Serine, cysteine, and aspartic proteases are markers for the ability of many cancers to grow and to form metastases. Several serine, cysteine and aspartic proteases are over-expressed by numerous cancer cell lines. Elevated expression levels of urokinase and several other components of the plasminogen activation system are found to be correlated with tumor malignancy.
This diagnostic assay is comprised of protease-sensitive cleavage sequences for up to 30 proteases, which are used as linkers between two fluorophores (nanoparticles and/or organic or inorganic dyes). Depending on the nanoparticles and dyes used, optical (fluorescence), magnetic (MRI), and x-ray imaging of the tumor location and extension, together with quantitative determination of the proteases’ activities, can be performed. This assay method is useful for the quantitative determination of any enzyme in blood and tissue that can cleave a specific linker between two fluorophores.
-Assays can be performed in vivo & in vitro
-Eliminates the need for invasive biopsies
-More rapid diagnostic
-Much less time demanding
-Easier to use
-Cancer can be detected in earlier stages than using conventional technologies (e.g. classic MRI or mammograms, PSA test etc.)
-Quantitative determination of the protease-activities of all cancers that over-express one or several proteases (protease signature).
-Coupling of optical (fluorescence), magnetic (MRI), and x-ray imaging of the tumor location and extension, together with a quantitative determination of the urokinase activity.
-Application within the brain tissue (intercranial infiltration).
-Method is suitable to be applied within the brain tissue (intercranial infiltration)
-U.S. patent #8,969,027 issued on March 3, 2015.
-International patents issued in Australia, France, Germany and United Kingdom.
-International Patent Protection filed in Canada in September 2010.

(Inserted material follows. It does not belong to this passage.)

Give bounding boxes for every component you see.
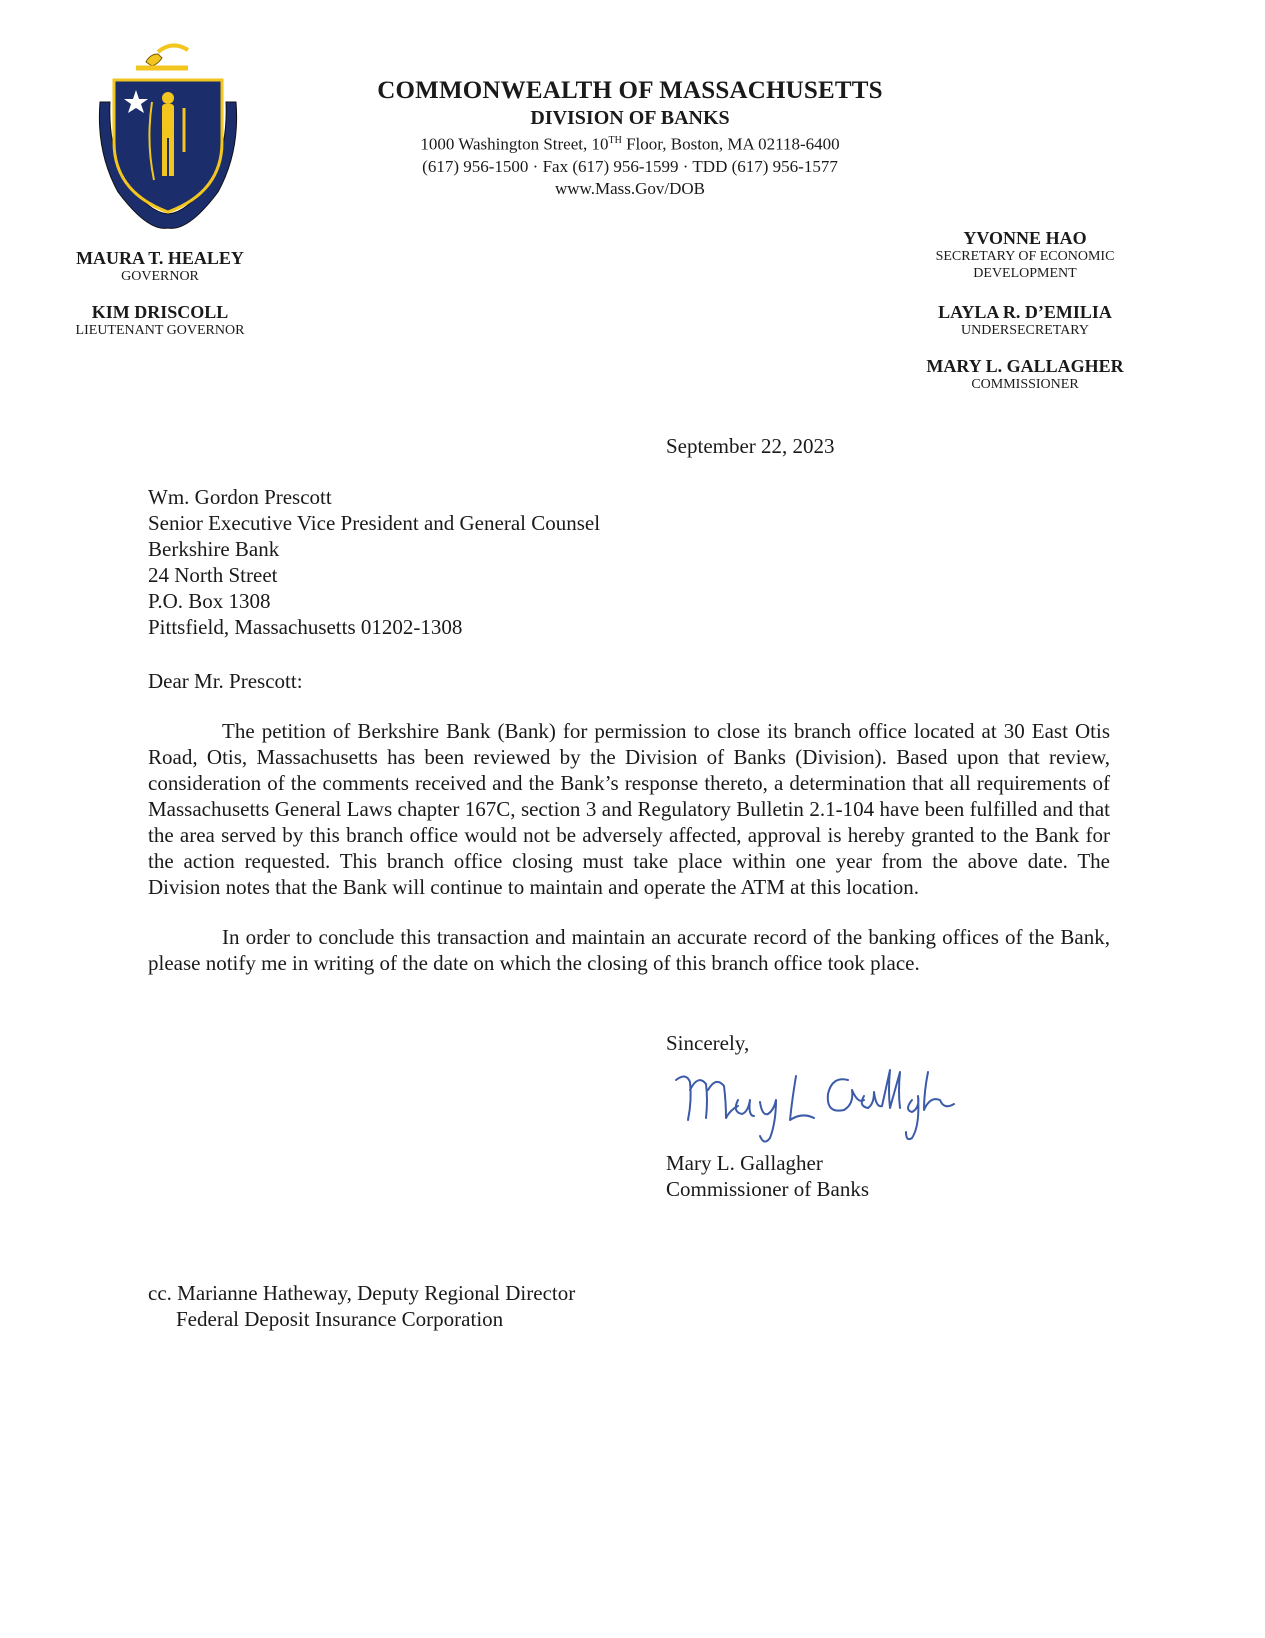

TECHNOLOGY DEVELOPMENT STATUS:
Initially, we tested 32 separate participants in various stages of breast or non-small cell lung cancer. Data was collected from 20 people with breast cancer -- ranging in age from 36 to 81 years old -- and 12 people with lung cancer -- ranging in age from 27 to 63 years old. Twelve people without cancer were also tested as a control group. This group ranged in age from 26 to 62 years old.

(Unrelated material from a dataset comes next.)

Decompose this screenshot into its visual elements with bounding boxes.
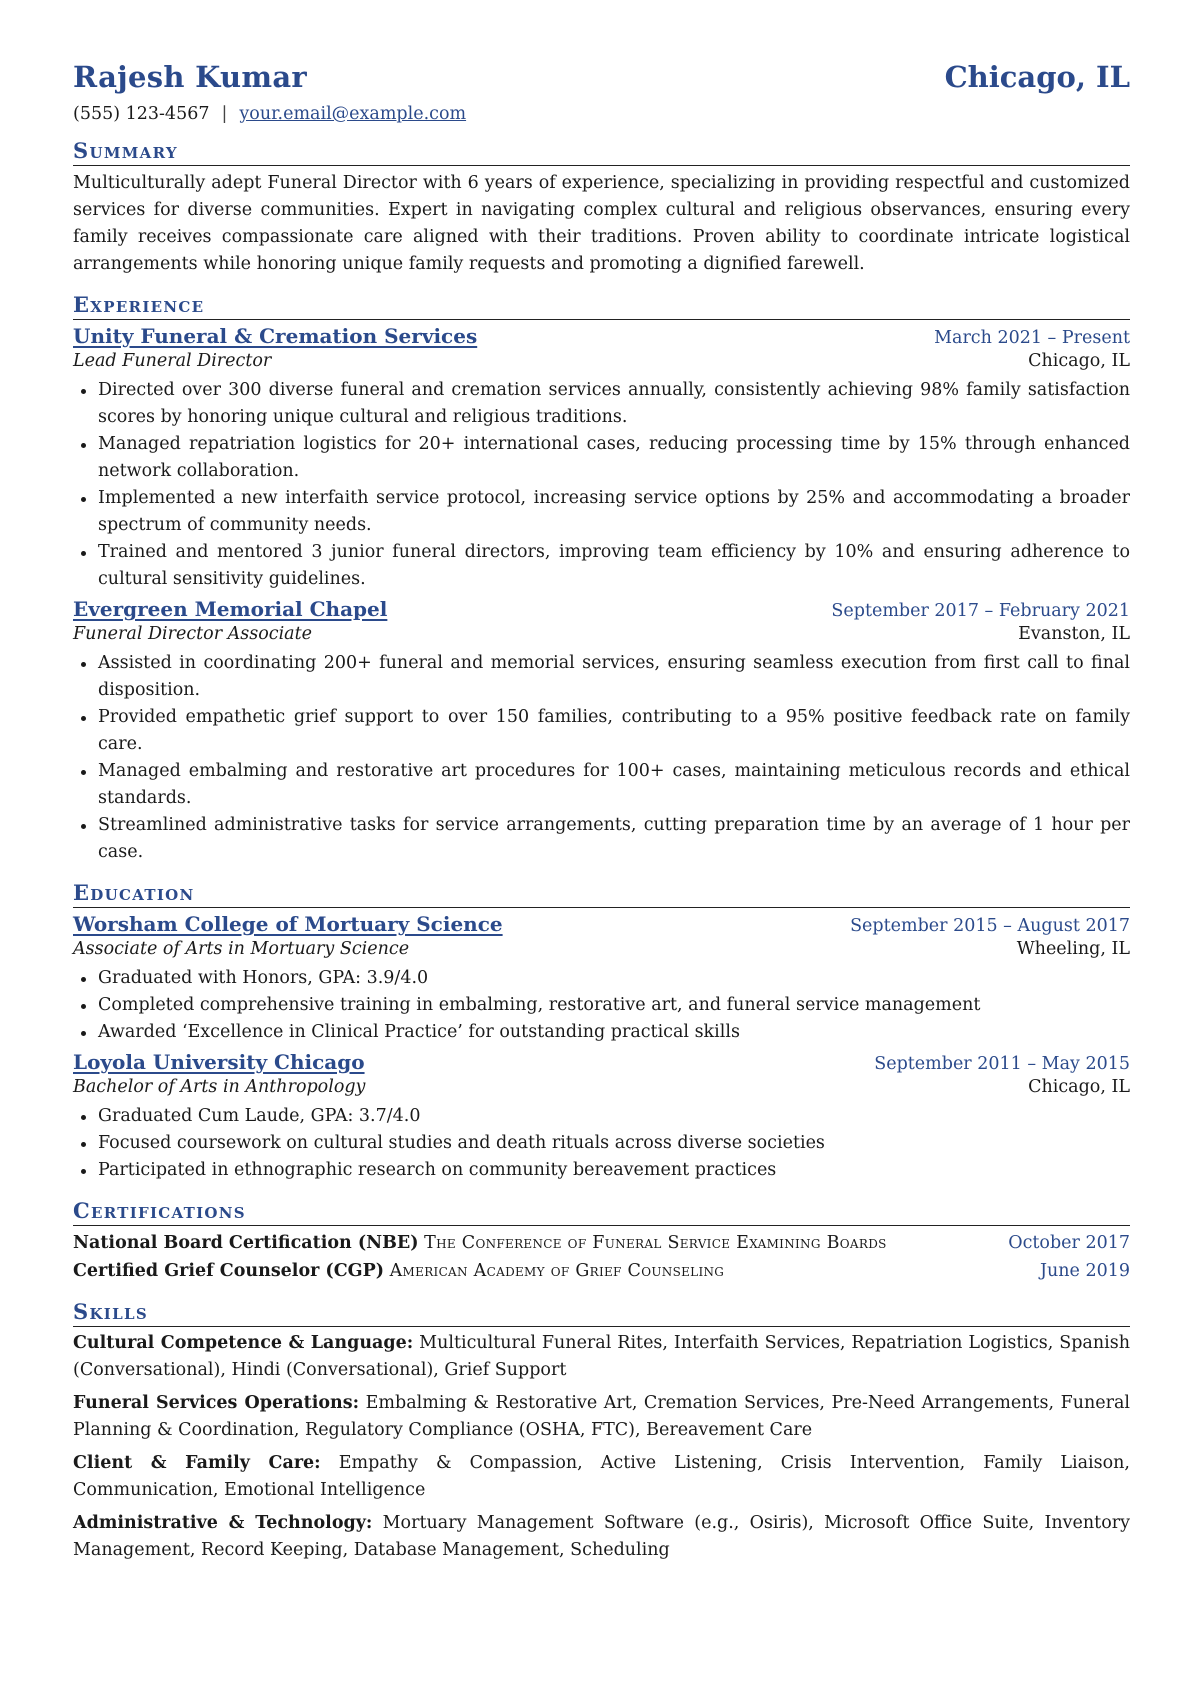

Blood samples from each participant were tested three times. Analysis of the data showed a 95 percent success rate in detecting cancer in participants, including those with breast cancer in stages 2 and 3 and those with lung cancer in stages 1 and 2.
These studies were followed by trials with larger patient cohorts (> 250 cancer patients and 200 healthy human subjects). Analysis of the data indicated that breast and lung cancer could be detected in stage 1 with 98 percent success rate. Thyroid cancer was detectable with 95 percent success in stage 1 as well. The recent trials, performed at Kunming Medical University, China, clearly indicate that this detection method is ideal for early cancer recognition. It can also be used to follow the progress of cancer treatment, and to detect the recurrence of cancer earlier than with other methods.
The test is adapted to plate reader technology and requires 25 microliters of blood serum per enzyme. A result can be obtained within 30 min. The detection of other solid tumors (prostate, ovarian, pancreatic) is currently being tested.